Scaling up SWAP: multi-instance parallel execution for soil-water–atmosphere-plant simulations

The wide availability of high-performance computing resources has opened possibilities to employ complex, physically-based soil-water flow models at larger scales. While detailed 1D models like SWAP (Soil-Water-Atmosphere-Plant) are ideal for modelling unsaturated flow and crop growth at field scale, their traditional design tailored for single-column applications limits their scalability. This legacy structure creates a significant challenge when attempting to perform quasi-3D distributed simulations or when coupling with regional groundwater models such as MODFLOW, where thousands of interacting columns must be solved simultaneously.

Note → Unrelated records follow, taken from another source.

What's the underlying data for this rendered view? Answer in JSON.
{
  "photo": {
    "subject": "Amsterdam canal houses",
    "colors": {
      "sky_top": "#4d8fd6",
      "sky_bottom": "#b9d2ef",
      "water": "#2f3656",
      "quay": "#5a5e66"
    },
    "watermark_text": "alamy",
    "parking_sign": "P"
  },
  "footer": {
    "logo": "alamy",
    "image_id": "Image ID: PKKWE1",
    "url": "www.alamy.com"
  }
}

This poster presents a refactoring effort that enables SWAP to run many independent 1D columns truly in parallel within one process, supporting high-throughput simulations with minimal I/O bottlenecks. This modernization targets the needs of modern environmental data science, such as (i) memory-efficient integration with spatial libraries (e.g., NetCDF), and (ii) seamless compatibility with parameter estimation and uncertainty frameworks (e.g., PEST) which require thousands of iterative model calls. By enabling direct memory access to state variables, the updated framework removes the overhead of disk operations, facilitating autocalibration and sensitivity analysis even at scale.

A motivating application is the Kinrooi subirrigation experiment, where spatial variability in soil hydraulic properties and boundary conditions influences the effective recharge rate. The poster shows how the updated parallel approach makes it practical to explore these spatial patterns while preserving the mechanistic detail of the original model.